Un élu de l’ouest de Sydney a comparé le 13 août dans un tweet, supprimé par la suite, les restrictions sanitaires imposées par le gouvernement de l’Etat de Nouvelle-Galles du Sud au IIIe Reich. Il a par la suite présenté ses excuses.

Le 13 août, Steve Christou, maire du conseil municipal de Cumberland, a tweeté un graphique officiel illustrant les nouvelles restrictions, en particulier la nécessité pour les résidents de se munir d’une attestation dérogatoire pour quitter la région ou pour se déplacer dans un rayon de 5 km. Avec la publication de l’infographie, l’élu local a également rédigé ce commentaire supprimé par la suite : «Bienvenue dans l’Allemagne nazie».

Steve Christou avait déjà précédemment exprimé son opposition au renforcement des restrictions sanitaires, vaccination obligatoire inclue.
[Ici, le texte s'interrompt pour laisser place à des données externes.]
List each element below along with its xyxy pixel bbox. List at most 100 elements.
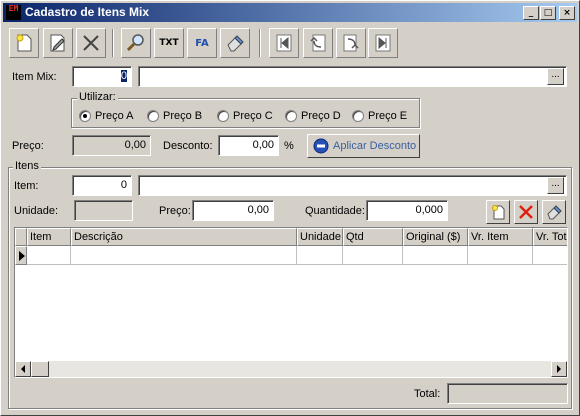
scroll-left-button[interactable]	[15, 361, 31, 377]
total-label: Total:	[414, 388, 441, 400]
item-mix-description-input[interactable]	[138, 66, 567, 87]
desconto-label: Desconto:	[163, 140, 213, 152]
radio-preco-e[interactable]: Preço E	[352, 110, 407, 122]
radio-preco-c[interactable]: Preço C	[217, 110, 273, 122]
close-button[interactable]: ×	[559, 6, 575, 20]
eraser-icon	[227, 35, 244, 52]
row-indicator-icon	[15, 246, 27, 265]
edit-icon	[50, 34, 65, 52]
toolbar-separator	[112, 29, 114, 57]
radio-label: Preço A	[95, 110, 134, 122]
column-header-item[interactable]: Item	[27, 228, 71, 246]
edit-record-button[interactable]	[43, 28, 73, 58]
item-mix-label: Item Mix:	[12, 71, 57, 83]
fa-icon: FA	[195, 37, 209, 49]
new-record-button[interactable]	[9, 28, 39, 58]
previous-record-icon	[310, 34, 326, 52]
window-title: Cadastro de Itens Mix	[25, 5, 150, 19]
minimize-button[interactable]: _	[523, 6, 539, 20]
cell-item[interactable]	[27, 246, 71, 265]
last-record-button[interactable]	[368, 28, 398, 58]
clear-button[interactable]	[220, 28, 250, 58]
radio-preco-b[interactable]: Preço B	[147, 110, 202, 122]
delete-record-button[interactable]	[76, 28, 106, 58]
item-label: Item:	[14, 180, 39, 192]
cell-descricao[interactable]	[71, 246, 297, 265]
toolbar-separator	[259, 29, 261, 57]
unidade-field	[74, 200, 133, 221]
next-record-button[interactable]	[336, 28, 366, 58]
radio-dot	[285, 110, 297, 122]
item-preco-label: Preço:	[159, 205, 191, 217]
export-txt-button[interactable]: TXT	[154, 28, 184, 58]
title-bar[interactable]: EM Cadastro de Itens Mix _ □ ×	[3, 3, 577, 22]
desconto-input[interactable]: 0,00	[218, 135, 279, 156]
txt-icon: TXT	[159, 38, 179, 48]
horizontal-scrollbar[interactable]	[15, 361, 567, 377]
cell-unidade[interactable]	[297, 246, 343, 265]
next-record-icon	[343, 34, 359, 52]
cell-vr-total[interactable]	[533, 246, 567, 265]
item-lookup-button[interactable]: ...	[547, 177, 564, 194]
cell-qtd[interactable]	[343, 246, 403, 265]
arrow-right-icon	[557, 365, 561, 373]
aplicar-desconto-button[interactable]: Aplicar Desconto	[307, 134, 420, 158]
radio-label: Preço C	[233, 110, 273, 122]
app-icon: EM	[6, 5, 21, 20]
add-item-button[interactable]	[486, 200, 510, 224]
maximize-button[interactable]: □	[540, 6, 556, 20]
radio-preco-a[interactable]: Preço A	[79, 110, 134, 122]
radio-label: Preço B	[163, 110, 203, 122]
items-grid[interactable]: Item Descrição Unidade Qtd Original ($) …	[14, 227, 568, 378]
column-header-qtd[interactable]: Qtd	[343, 228, 403, 246]
radio-dot	[79, 110, 91, 122]
first-record-button[interactable]	[269, 28, 299, 58]
aplicar-desconto-label: Aplicar Desconto	[333, 140, 417, 152]
scroll-right-button[interactable]	[551, 361, 567, 377]
new-document-icon	[492, 205, 505, 220]
table-row[interactable]	[15, 246, 567, 265]
main-window: EM Cadastro de Itens Mix _ □ × TXT FA It…	[0, 0, 580, 416]
first-record-icon	[276, 34, 292, 52]
item-mix-code-value: 0	[120, 70, 127, 82]
scroll-thumb[interactable]	[31, 361, 49, 377]
item-mix-lookup-button[interactable]: ...	[547, 68, 564, 85]
radio-preco-d[interactable]: Preço D	[285, 110, 341, 122]
radio-dot	[147, 110, 159, 122]
preco-field: 0,00	[72, 135, 151, 156]
radio-label: Preço E	[368, 110, 408, 122]
utilizar-title: Utilizar:	[77, 91, 118, 103]
remove-item-button[interactable]	[514, 200, 538, 224]
delete-x-icon	[83, 35, 99, 51]
column-header-vr-item[interactable]: Vr. Item	[468, 228, 533, 246]
radio-dot	[217, 110, 229, 122]
item-description-input[interactable]	[138, 175, 567, 196]
radio-dot	[352, 110, 364, 122]
item-mix-code-input[interactable]: 0	[72, 66, 132, 87]
unidade-label: Unidade:	[14, 205, 59, 217]
radio-label: Preço D	[301, 110, 341, 122]
cell-original[interactable]	[403, 246, 468, 265]
column-header-descricao[interactable]: Descrição	[71, 228, 297, 246]
column-header-original[interactable]: Original ($)	[403, 228, 468, 246]
item-code-input[interactable]: 0	[72, 175, 132, 196]
magnifier-icon	[126, 34, 144, 52]
last-record-icon	[375, 34, 391, 52]
percent-sign: %	[284, 140, 294, 152]
export-fa-button[interactable]: FA	[187, 28, 217, 58]
clear-item-button[interactable]	[542, 200, 566, 224]
total-field	[447, 383, 568, 404]
item-preco-input[interactable]: 0,00	[192, 200, 274, 221]
red-x-icon	[519, 205, 533, 219]
column-header-unidade[interactable]: Unidade	[297, 228, 343, 246]
minus-circle-icon	[313, 138, 329, 154]
cell-vr-item[interactable]	[468, 246, 533, 265]
previous-record-button[interactable]	[303, 28, 333, 58]
eraser-icon	[547, 205, 562, 220]
quantidade-input[interactable]: 0,000	[366, 200, 448, 221]
grid-header: Item Descrição Unidade Qtd Original ($) …	[15, 228, 567, 246]
search-button[interactable]	[121, 28, 151, 58]
quantidade-label: Quantidade:	[305, 205, 365, 217]
column-header-vr-total[interactable]: Vr. Tot	[533, 228, 567, 246]
itens-title: Itens	[13, 160, 41, 172]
Il a notamment comparé cette dernière à un «pistolet sur la tempe des travailleurs les forçant à être vaccinés ou à perdre leurs moyens de subsistance.»

Steve Christou avait également qualifié la situation de «folie dictatoriale».

Le ministre australien de la Police, David Elliott, a exigé de l’élu local qu’il démissionne, a rapporté le Daily Telegraph. Steve Christou a formulé des excuses le 14 août tout en assurant qu’il ne démissionnerait pas.

«Les gens qui me critiquent ne comprennent pas que je défends les besoins de ma communauté qui me disent qu’ils sont désespérés», a-t-il ainsi affirmé. «Ils ne peuvent pas nourrir leurs enfants, payer leur loyer, gagner un revenu – et ils manquent de toutes ces ressources en raison des échecs continus de ce gouvernement», a-t-il poursuivi.

Des centaines de membres des forces de l’ordre, y compris des officiers de la brigade anti-émeute, ont été déployés pour assurer le respect des nouvelles mesures. 500 soldats supplémentaires devraient patrouiller dans les zones résidentielles de Sydney à partir de du 16 août, alors que la ville entre dans sa huitième semaine de confinement.